Maybe audits are coming in: and both the piecestore and hashstore backends are being triggered… and since you’re not using hashstore it’s just failing but not affecting anything?

RecklessD · May 13, 2025, 1:05am

It drops the audit % by 0.01% (huge!!!). Back to 100% in a couple of days. So, no dramatic effect.

Routine scrub ran last night, and detected no errors.’

arrogantrabbit · May 13, 2025, 2:09am

I have observed this when node would delay/drop repair requests.

nerdatwork · May 13, 2025, 3:08am

Specifically GET_REPAIR. In short, failing GET_AUDIT and GET_REPAIR will affect audit scores.

Alexey · May 13, 2025, 4:10am

Could you please search your logs for this piece to see a history with it?

RecklessD · May 13, 2025, 6:06am

My logs go back 6 weeks, no other reference to that Piece ID.

Alexey · May 13, 2025, 7:20am

Interesting. Perhaps it was a result of moving this piece to the trash and the sent recover command didn’t restore it (because of too late).
I do not remember, is PieceID logged, when it’s moved to the trash on info level?

Or there was a real piece lost, hashstore checked after piecestore.

I have a one more idea - could you please search one of the piece on your disk in the piecestore?
See how to convert a PieceID to the file:

RecklessD · May 14, 2025, 5:25am

Been through all five failed audit errors, no other reference to the respective peice id in the logs or file system.

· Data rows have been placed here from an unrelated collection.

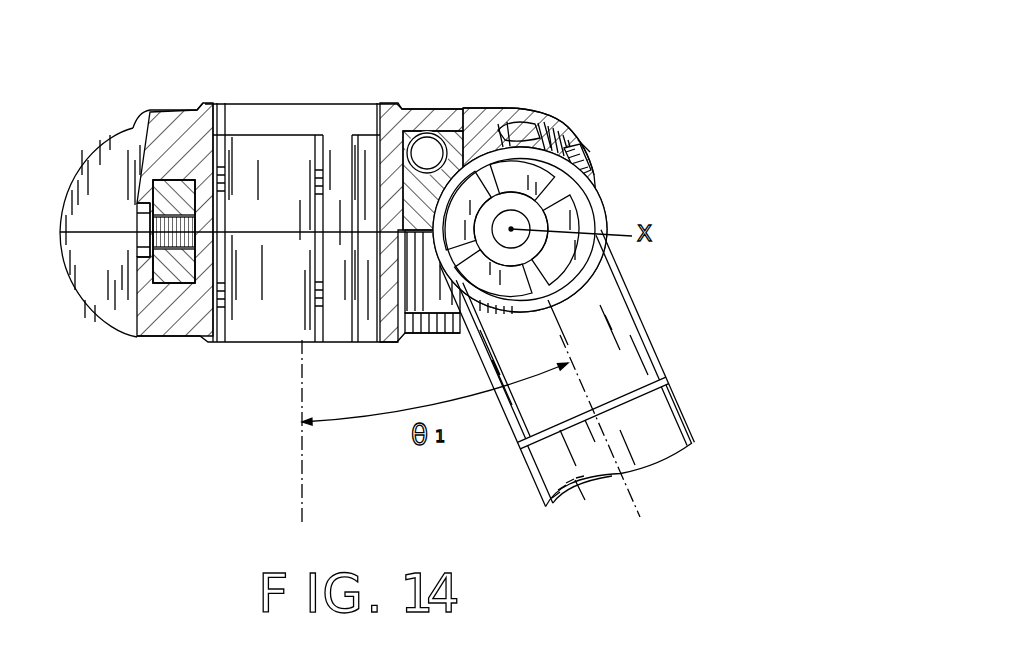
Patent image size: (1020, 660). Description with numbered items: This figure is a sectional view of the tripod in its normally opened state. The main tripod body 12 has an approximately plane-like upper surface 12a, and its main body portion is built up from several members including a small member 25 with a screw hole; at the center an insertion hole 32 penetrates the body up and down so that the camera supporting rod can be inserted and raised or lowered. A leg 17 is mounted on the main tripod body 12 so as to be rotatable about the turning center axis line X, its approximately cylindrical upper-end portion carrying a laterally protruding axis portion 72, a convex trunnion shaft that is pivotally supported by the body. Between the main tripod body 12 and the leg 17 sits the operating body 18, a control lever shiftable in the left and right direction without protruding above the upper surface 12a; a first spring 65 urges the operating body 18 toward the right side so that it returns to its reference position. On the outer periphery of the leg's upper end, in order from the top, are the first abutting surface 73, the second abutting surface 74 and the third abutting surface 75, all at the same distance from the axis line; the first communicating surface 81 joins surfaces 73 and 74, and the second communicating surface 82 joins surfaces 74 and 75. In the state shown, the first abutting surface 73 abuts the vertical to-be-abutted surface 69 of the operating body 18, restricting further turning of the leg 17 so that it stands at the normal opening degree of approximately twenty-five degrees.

The main tripod body 12 is at (174, 66).
The upper surface 12a is at (410, 128).
The leg 17 is at (714, 381).
The operating body 18 is at (602, 126).
The small member 25 is at (173, 287).
The insertion hole 32 is at (250, 138).
The first spring 65 is at (460, 126).
The to-be-abutted surface 69 is at (528, 117).
The axis portion 72 is at (530, 240).
The first abutting surface for an opening restriction 73 is at (508, 124).
The second abutting surface for an opening restriction 74 is at (550, 125).
The third abutting surface for an opening restriction 75 is at (583, 155).
The first communicating surface 81 is at (538, 122).
The second communicating surface 82 is at (580, 140).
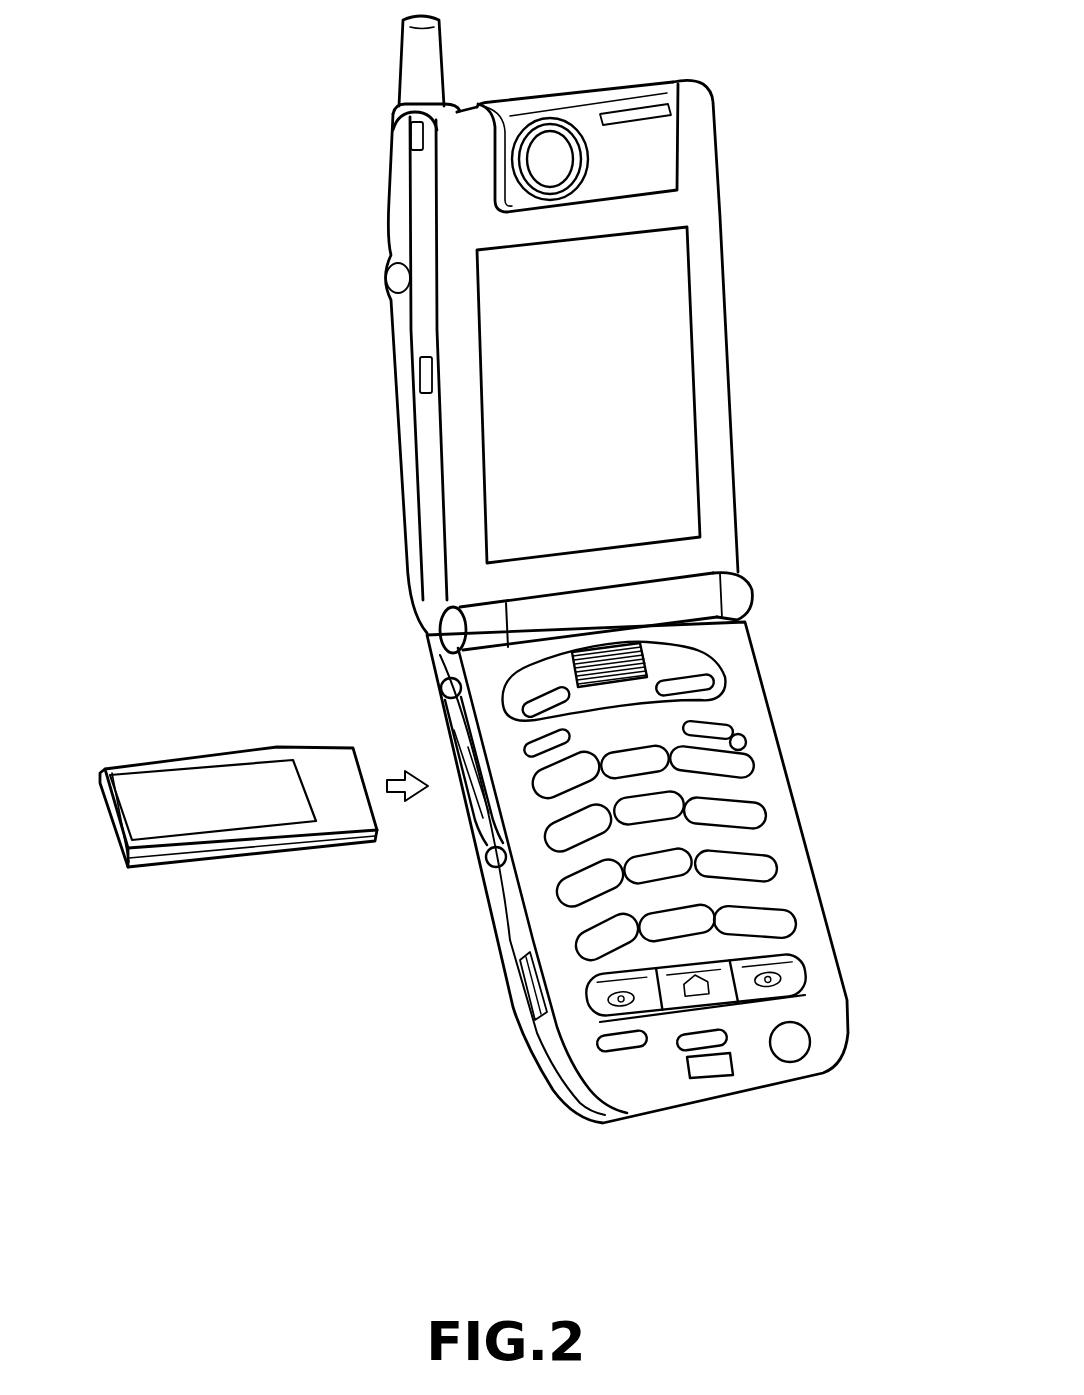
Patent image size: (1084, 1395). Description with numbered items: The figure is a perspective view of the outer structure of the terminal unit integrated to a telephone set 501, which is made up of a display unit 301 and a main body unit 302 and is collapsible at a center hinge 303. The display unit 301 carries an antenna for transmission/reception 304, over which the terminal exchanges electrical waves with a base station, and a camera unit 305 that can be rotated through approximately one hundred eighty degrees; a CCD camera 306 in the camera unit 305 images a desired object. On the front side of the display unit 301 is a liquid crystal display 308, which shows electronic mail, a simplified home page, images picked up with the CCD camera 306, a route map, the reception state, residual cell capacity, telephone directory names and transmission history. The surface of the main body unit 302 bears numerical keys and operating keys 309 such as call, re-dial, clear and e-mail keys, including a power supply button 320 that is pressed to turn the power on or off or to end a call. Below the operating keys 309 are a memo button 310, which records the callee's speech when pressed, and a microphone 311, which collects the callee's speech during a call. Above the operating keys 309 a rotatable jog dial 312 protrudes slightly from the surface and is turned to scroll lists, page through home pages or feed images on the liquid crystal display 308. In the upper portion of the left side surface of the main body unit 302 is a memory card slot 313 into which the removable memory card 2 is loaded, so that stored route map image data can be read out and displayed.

Alexey · May 17, 2025, 5:02am

Then these pieces are actually lost. However, a little bit concerning the fact that you have no evidence, that these pieces were ever uploaded to your node.

RecklessD · May 17, 2025, 5:48am

Concerning that I have missing data. Node is 15 months old, and I only keep six weeks of logs, not surprising I don’t have any other record of missing files.
. What surprised me, was that it’s looking in Hashstore for data, but that’s not enabled.

Alexey · May 17, 2025, 7:42am

It’s checked as a second source of truth, so no wondering.